You have been called to participate in the ForestKeeper’s Witch Hazel Hunt!
Vernal, or Ozark, witch hazel is among the earliest blooming native plants of Missouri. Its blooms, small flowers often hidden by persistent old foliage, provide sustenance and shelter to over wintering pollinators. While typically vernal witch hazel starts blooming midwinter, warm temperatures started an early bloom! By joining this initiative, each observer becomes a vital part of a larger effort to create a record of Vernal Witch Hazel growth across different regions of Missouri.
Participants are asked to locate a specimen and track the progression of its bloom pattern. Multiple observations are encouraged.
What does the species look like? Vernal witch hazel is a deciduous shrub or small tree, reaching 3 to 40 feet tall with multiple branching stems. It has fragrant flowers, ranging from a pale to deep yellow or reddish and orange colors. In the wild, witch hazel Occurs in gravel and rocky dry streambeds, at the bases of rocky slopes, and along streams, and rarely on wooded hillsides in rocky draws. It’s a characteristic shrub in Ozark highland streams but as it becomes increasingly used for landscaping and erosion prevention, as well as medicinal purposes in gardening, its growing in popularity in public and private plantings. Vernal witch-hazel is widely cultivated statewide, in part for its amazing trait of blooming as early as January, sometimes when snow is on the ground.
In midwinter, the plant flowers on bare stems with in solitary blooms or clusters along the wood. It’s uniquely shaped, with orange to dark red center and four yellowish ribbon or strap like petalss playing out to a little more than ½ inch in length.
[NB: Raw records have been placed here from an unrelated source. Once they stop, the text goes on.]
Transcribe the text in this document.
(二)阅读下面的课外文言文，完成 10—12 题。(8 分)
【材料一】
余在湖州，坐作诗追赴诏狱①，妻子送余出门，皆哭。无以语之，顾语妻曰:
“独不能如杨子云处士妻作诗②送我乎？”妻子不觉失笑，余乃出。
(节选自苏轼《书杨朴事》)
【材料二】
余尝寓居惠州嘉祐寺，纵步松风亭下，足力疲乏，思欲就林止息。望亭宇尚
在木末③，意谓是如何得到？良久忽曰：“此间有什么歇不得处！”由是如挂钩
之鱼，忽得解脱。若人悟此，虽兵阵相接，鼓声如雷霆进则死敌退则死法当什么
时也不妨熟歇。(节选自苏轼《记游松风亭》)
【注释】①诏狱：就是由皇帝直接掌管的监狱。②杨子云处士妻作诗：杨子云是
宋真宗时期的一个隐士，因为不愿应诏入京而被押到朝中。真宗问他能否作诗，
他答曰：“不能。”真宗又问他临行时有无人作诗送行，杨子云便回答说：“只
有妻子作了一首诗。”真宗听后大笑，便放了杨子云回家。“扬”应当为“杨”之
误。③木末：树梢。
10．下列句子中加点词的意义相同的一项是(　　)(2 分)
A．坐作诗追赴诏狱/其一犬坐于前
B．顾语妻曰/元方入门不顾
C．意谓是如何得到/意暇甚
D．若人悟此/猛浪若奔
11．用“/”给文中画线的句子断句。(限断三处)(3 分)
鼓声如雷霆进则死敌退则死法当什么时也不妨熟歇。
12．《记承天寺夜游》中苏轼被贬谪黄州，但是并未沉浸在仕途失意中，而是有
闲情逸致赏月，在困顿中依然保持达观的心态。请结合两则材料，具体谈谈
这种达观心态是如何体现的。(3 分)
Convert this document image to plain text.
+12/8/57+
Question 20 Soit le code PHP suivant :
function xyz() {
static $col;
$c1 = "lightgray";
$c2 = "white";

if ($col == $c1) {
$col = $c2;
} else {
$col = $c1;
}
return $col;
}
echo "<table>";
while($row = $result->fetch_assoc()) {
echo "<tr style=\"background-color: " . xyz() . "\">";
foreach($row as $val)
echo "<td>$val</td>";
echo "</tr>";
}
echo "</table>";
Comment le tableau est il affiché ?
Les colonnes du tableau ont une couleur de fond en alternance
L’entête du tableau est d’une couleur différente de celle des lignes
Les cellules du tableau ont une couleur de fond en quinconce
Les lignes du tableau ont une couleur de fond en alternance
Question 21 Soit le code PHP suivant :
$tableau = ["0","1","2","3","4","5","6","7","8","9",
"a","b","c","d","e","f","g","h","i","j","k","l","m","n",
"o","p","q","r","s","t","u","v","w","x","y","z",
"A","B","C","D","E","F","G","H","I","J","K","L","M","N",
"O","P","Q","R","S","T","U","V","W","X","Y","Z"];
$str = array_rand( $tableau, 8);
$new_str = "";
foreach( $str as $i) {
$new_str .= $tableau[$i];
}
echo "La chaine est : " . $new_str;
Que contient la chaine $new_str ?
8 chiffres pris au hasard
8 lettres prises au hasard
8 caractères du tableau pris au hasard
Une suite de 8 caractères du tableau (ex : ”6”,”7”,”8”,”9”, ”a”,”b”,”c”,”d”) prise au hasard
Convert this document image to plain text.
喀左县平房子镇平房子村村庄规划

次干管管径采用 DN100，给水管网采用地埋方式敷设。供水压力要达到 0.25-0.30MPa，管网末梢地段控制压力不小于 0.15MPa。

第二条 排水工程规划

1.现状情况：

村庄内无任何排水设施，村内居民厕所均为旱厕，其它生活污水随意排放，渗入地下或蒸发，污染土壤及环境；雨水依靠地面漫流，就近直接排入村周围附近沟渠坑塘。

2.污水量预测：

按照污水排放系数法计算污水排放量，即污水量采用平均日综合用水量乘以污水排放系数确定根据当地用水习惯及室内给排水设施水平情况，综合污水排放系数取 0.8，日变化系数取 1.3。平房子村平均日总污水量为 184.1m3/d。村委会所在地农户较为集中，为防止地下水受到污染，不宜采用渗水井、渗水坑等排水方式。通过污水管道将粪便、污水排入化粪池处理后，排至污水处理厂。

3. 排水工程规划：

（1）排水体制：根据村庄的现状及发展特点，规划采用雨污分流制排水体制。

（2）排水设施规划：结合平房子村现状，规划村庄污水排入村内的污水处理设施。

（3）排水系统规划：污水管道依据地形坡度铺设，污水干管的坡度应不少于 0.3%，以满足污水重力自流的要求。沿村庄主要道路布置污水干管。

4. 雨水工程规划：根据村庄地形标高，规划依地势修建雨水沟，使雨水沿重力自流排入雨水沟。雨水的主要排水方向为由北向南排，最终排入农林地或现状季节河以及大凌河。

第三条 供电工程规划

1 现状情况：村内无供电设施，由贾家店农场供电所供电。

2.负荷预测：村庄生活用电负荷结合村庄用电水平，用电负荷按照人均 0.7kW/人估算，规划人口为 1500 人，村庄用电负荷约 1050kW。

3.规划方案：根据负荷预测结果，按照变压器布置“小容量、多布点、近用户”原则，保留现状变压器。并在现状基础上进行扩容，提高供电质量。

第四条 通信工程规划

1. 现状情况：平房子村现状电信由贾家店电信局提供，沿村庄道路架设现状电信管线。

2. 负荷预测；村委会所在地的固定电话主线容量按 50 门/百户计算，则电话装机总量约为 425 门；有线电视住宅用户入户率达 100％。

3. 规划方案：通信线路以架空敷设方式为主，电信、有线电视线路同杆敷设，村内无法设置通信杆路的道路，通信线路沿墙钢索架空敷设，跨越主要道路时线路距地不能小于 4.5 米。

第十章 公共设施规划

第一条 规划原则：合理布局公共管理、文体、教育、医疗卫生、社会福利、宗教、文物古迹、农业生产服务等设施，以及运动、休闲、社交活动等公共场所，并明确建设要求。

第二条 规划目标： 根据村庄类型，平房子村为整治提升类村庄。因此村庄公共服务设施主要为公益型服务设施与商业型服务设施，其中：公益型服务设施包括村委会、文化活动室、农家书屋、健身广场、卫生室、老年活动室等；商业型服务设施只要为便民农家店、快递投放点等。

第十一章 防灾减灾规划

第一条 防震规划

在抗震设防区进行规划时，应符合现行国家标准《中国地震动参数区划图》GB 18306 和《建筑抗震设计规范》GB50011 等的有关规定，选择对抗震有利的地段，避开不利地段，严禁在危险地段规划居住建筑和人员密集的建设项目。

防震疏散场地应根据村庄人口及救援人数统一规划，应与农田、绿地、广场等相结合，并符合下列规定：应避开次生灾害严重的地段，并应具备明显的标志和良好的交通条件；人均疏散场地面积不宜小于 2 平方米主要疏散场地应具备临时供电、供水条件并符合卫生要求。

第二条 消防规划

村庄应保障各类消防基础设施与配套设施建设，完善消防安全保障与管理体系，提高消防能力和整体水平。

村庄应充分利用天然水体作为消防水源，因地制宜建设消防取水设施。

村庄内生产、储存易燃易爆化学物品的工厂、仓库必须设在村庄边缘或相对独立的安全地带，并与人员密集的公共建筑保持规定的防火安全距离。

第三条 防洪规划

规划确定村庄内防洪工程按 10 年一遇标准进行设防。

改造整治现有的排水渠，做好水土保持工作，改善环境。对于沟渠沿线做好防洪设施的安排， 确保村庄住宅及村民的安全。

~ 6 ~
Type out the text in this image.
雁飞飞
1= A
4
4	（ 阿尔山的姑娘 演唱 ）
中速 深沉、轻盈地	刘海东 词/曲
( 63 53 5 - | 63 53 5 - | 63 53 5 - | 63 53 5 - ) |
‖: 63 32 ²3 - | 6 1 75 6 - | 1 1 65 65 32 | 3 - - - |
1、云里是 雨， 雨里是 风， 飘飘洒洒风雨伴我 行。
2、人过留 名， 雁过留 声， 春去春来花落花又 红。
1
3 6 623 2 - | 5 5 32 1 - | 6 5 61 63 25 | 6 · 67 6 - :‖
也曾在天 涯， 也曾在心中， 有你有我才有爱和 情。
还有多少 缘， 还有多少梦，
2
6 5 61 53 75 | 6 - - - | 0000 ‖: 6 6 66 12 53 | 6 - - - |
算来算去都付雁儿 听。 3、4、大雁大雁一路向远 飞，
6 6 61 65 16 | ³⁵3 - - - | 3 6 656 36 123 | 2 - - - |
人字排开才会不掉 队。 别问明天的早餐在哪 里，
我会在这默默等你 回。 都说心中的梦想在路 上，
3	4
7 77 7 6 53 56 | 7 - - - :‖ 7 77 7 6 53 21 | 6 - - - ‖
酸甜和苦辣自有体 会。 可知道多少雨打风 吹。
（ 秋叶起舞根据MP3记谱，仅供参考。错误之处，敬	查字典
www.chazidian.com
It is especially fragrant on warm, sunny afternoons when the fragrant oils of its flowers volatilize and float through the air. It only takes a day or two of sunshine and relative warmth to make Ozark witch-hazel burst into bloom, and apparently that’s all it takes to awaken gnats, midges, flower flies, and a variety of other flies from winter dormancy, too. They are attracted by the flowers’ sweet scent. When temperatures drop towards freezing, the flowers curl back their petals to protect them from damage- check out the unfurling of a popular hybrid species in the neighboring video!
Shrubs and small trees of the genus Hamamelis, are spread across North America. All of them have the bizarre habit of flowering in cold weather, much farther into the depths of winter than even the magnolias, forsythia or serviceberries. In Missouri this genus has two representatives, H. virginiana, common or American witch hazel, and the less common H. vernalis, Ozark or vernal witch hazel, native only to the Ozark plateau of Missouri, Arkansas and Oklahoma.
The Witch Hazel has a rich history, associated with captivating folklore and practical applications. Early European settlers observed Native Americans employing Witch Hazel branches to locate underground water sources, likely contributing to the plant’s common name. It is hypothesized that early white settlers referred to Witch Hazel as “Wicke Hazel” because the dowsing end of the forked branch would bend when detecting underground water. This practice gained widespread use among American settlers and was later expanded to Europe, becoming a well-established feature of well-digging that persisted into the 20th century.